S.No. | Ref. Seq. (%) | No. of unaligned reads | Code-length (KB) | Length of new Seq. |
---|
1 | 75 | 172 | 25.91 | 1755 |
2 | 85 | 148 | 25.10 | 1989 |
3 | 95 | 123 | 24.20 | 2223 |
4
|
100
|
109
|
23.62
|
2341
|
5 | 105 | 108 | 24.22 | 2458 |
6 | 115 | 107 | 25.50 | 2692 |
7 | 125 | 106 | 26.78 | 2926 |
- The set of reads, 390 in total, were derived from ‘Influenza A virus (A Puerto Rico 834 (H1N1)) segment 1, complete sequence’ using the ART read simulator for NGS with read length 30, standard deviation 10, and mean fragment length of 100,[79]. Similarly the reference sequences were also derived from the same H1N1 virus. Ref. Seq. 75% used in S.No. 1, has a length which is 75% of the actual genome.
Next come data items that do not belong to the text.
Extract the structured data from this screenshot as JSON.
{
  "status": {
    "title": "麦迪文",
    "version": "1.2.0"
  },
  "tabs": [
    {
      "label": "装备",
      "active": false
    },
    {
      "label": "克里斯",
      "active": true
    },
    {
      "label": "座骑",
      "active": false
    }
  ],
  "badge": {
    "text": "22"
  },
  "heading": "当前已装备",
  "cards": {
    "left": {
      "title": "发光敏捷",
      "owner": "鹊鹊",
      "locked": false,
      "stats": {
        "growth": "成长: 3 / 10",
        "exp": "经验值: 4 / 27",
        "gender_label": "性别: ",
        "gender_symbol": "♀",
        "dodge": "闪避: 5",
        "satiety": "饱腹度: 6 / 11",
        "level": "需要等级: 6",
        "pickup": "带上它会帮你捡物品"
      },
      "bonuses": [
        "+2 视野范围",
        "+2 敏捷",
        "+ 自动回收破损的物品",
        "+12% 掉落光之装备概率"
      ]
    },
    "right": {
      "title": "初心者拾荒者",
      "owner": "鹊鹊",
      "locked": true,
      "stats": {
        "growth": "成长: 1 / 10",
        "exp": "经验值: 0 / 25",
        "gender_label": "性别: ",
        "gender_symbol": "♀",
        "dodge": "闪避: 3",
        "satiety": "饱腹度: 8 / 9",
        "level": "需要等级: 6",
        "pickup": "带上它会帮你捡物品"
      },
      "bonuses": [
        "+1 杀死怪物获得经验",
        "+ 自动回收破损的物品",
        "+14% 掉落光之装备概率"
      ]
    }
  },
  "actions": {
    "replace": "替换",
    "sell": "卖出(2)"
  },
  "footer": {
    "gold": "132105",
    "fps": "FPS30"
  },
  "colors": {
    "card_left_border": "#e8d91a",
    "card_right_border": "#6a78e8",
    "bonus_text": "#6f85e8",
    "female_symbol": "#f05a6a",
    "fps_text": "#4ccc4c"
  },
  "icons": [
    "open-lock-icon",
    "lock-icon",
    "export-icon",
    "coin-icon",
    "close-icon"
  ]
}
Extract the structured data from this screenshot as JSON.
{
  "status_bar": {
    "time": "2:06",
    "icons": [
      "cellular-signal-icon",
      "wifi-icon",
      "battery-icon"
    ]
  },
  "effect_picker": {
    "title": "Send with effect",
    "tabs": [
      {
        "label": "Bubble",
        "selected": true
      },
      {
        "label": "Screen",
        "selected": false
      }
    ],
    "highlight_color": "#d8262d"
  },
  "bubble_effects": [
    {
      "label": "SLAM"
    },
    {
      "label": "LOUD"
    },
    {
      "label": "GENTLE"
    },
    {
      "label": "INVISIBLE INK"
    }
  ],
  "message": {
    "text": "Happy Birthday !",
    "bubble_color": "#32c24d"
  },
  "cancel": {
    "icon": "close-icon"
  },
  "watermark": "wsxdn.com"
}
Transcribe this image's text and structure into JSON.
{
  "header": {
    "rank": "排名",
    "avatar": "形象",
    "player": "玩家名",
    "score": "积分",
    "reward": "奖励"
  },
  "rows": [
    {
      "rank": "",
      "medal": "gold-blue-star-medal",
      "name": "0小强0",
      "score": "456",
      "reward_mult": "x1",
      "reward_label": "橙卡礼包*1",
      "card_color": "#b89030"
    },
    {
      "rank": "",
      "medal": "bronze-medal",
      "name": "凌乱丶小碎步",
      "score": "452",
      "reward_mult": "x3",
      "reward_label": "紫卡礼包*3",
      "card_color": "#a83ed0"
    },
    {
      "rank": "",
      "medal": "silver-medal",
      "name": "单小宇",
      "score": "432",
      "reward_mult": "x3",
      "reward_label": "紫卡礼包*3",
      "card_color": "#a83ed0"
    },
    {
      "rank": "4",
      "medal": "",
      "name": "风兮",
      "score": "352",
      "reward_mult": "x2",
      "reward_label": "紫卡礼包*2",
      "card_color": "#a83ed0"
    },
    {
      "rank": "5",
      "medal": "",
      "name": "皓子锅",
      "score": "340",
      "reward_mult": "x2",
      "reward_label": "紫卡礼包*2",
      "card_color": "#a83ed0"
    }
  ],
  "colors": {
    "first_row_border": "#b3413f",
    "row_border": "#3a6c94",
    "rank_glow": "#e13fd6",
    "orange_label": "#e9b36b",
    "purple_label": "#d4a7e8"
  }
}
Similarly Ref. Seq. 125% has a quarter of the actual genome concatenated with the complete H1N1 genome making the total length 125% of H1N1. All other genomes were derived in a similar way. The code-length is calculated using Equation (3). The results show that the MDL proposed scheme chooses the correct reference sequence, Ref. Seq. 100%, (shown underlined) even when all the contending sequences are closely related to one another in terms of their genome and length.